The Health Service Executive (HSE) has begun writing to hundreds of patients who were not told they had come into contact with other patients carrying a highly antibiotic-resistant superbug.
The delay in informing people who were exposed to others carrying the CPE bug while in hospital may cause them to be "very upset and disappointed", the head of the HSE has warned the Department of Health.
Existing communications processes did not adequately address “prompt communication” with patients who had left hospital before it was known they had been exposed to CPE, according to acting HSE director-general John Connaughton.
This could mean a long delay before they were informed, or “they may not be informed at all” unless they were readmitted to the same hospital, he says in a letter seen by The Irish Times.
A “catch-up” process is needed to inform patients who had not been previously informed, he says, but this has the “potential to cause upset to patients and the wider public”.
"Although we are taking care to ensure clear and appropriate communication and to provide patients with access to appropriate care and support after they are informed, we must anticipate that some people may be very upset and disappointed," the letter to Department of Health secretary-general Jim Breslin states.
Difficult to kill
About 2,000 people in Ireland carry Carbapenemase Producing Enterobacteriaceae (CPE), the newest in a long line of bacteria that are extremely difficult to kill with antibiotics. The bug was "an associate factor" in the deaths of eight patients in University Hospital Limerick, according to a report published last month.
People who carry CPE are said to be “colonised” by the bug and have no symptoms. About five to 10 per cent may develop a CPE infection, usually when they are very ill.
The bug is spread person-to-person or through contact with contaminated surfaces. About one in 20 patients who come in contact with carriers will themselves be colonised by CPE, and one in 400 runs the risk of a serious, invasive infection. It is more likely to spread where patients are not accommodated in single rooms, as happens in at least five hospitals.
The issue has arisen with patients who left hospital before being identified as a CPE contact. The HSE says they are at very low risk of harm but acknowledges there has been a “communications gap” in telling them about their exposure.
It also admits the delay in communicating with these patients has been a concern for infection-prevention staff “for some time”.
“Some patients have said and written to hospitals to say how unhappy they were that they only found out about this when they came back into hospital weeks or months later,” according to the briefing notes prepared for Mr Breslin.
Least worry
The reason why hospitals did not get in touch with affected patients was due to a concern about how to get in touch with them in a way that caused the least worry, the note says.
This changed after CPE was declared a public health emergency in October 2017. Patient groups represented on the expert group established to handle the emergency demanded that people be given the information even if it caused upset.
Hospital groups have been left to make their own arrangements for contacting patients, usually by letter, and offering them testing and support.
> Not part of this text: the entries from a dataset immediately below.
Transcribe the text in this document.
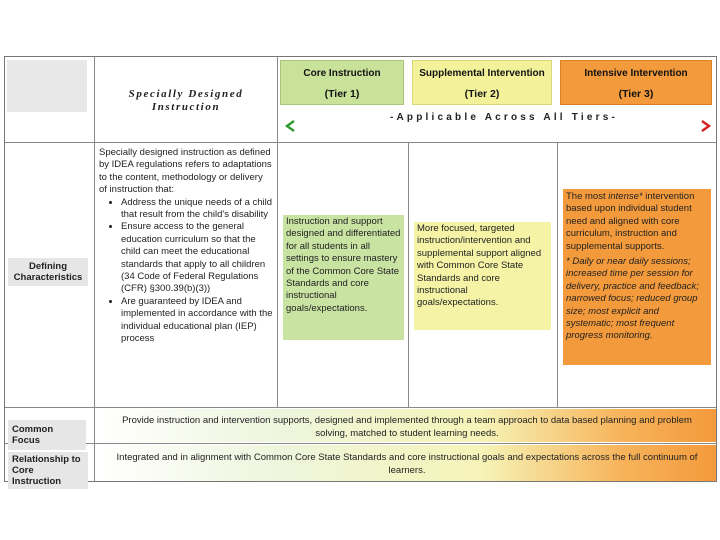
Specially Designed Instruction
Core Instruction
(Tier 1)
Supplemental Intervention
(Tier 2)
Intensive Intervention
(Tier 3)
-Applicable Across All Tiers-
Defining Characteristics
Specially designed instruction as defined by IDEA regulations refers to adaptations to the content, methodology or delivery of instruction that:
• Address the unique needs of a child that result from the child's disability
• Ensure access to the general education curriculum so that the child can meet the educational standards that apply to all children (34 Code of Federal Regulations (CFR) §300.39(b)(3))
• Are guaranteed by IDEA and implemented in accordance with the individual educational plan (IEP) process
Instruction and support designed and differentiated for all students in all settings to ensure mastery of the Common Core State Standards and core instructional goals/expectations.
More focused, targeted instruction/intervention and supplemental support aligned with Common Core State Standards and core instructional goals/expectations.
The most intense* intervention based upon individual student need and aligned with core curriculum, instruction and supplemental supports.
* Daily or near daily sessions; increased time per session for delivery, practice and feedback; narrowed focus; reduced group size; most explicit and systematic; most frequent progress monitoring.
Common Focus
Provide instruction and intervention supports, designed and implemented through a team approach to data based planning and problem solving, matched to student learning needs.
Relationship to Core Instruction
Integrated and in alignment with Common Core State Standards and core instructional goals and expectations across the full continuum of learners.
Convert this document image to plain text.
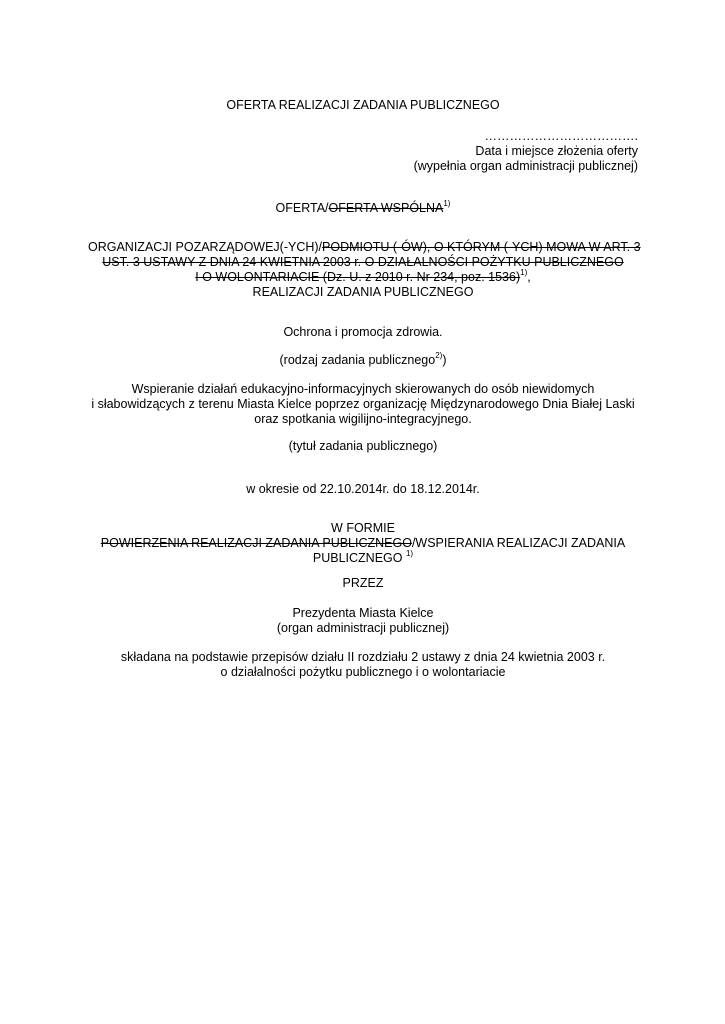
OFERTA REALIZACJI ZADANIA PUBLICZNEGO
……………………………….
Data i miejsce złożenia oferty
(wypełnia organ administracji publicznej)
OFERTA/OFERTA WSPÓLNA$^{1)}$
ORGANIZACJI POZARZĄDOWEJ(-YCH)/PODMIOTU (-ÓW), O KTÓRYM (-YCH) MOWA W ART. 3
UST. 3 USTAWY Z DNIA 24 KWIETNIA 2003 r. O DZIAŁALNOŚCI POŻYTKU PUBLICZNEGO
I O WOLONTARIACIE (Dz. U. z 2010 r. Nr 234, poz. 1536)$^{1)}$,
REALIZACJI ZADANIA PUBLICZNEGO
Ochrona i promocja zdrowia.
(rodzaj zadania publicznego$^{2)}$)
Wspieranie działań edukacyjno-informacyjnych skierowanych do osób niewidomych
i słabowidzących z terenu Miasta Kielce poprzez organizację Międzynarodowego Dnia Białej Laski
oraz spotkania wigilijno-integracyjnego.
(tytuł zadania publicznego)
w okresie od 22.10.2014r. do 18.12.2014r.
W FORMIE
POWIERZENIA REALIZACJI ZADANIA PUBLICZNEGO/WSPIERANIA REALIZACJI ZADANIA
PUBLICZNEGO $^{1)}$
PRZEZ
Prezydenta Miasta Kielce
(organ administracji publicznej)
składana na podstawie przepisów działu II rozdziału 2 ustawy z dnia 24 kwietnia 2003 r.
o działalności pożytku publicznego i o wolontariacie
This process is under way and at various stages across the hospital groups, according to a HSE spokeswoman. Asked how many people are affected, she said hospitals were working on the lists of CPE contacts, so an exact figure on the number of people who will be written to was not yet available.
Prof Martin Cormican, HSE lead for antimicrobial resistance and infection control, pointed out only a small number of the people who are CPE contacts will carry CPE. "For most of those patients who do carry CPE it will live harmlessly in the gut along with the many other gut bugs we all carry. However, the information that they are CPE contacts is important if they have to go back into hospital in the future."
Last year, 433 new cases of CPE were reported.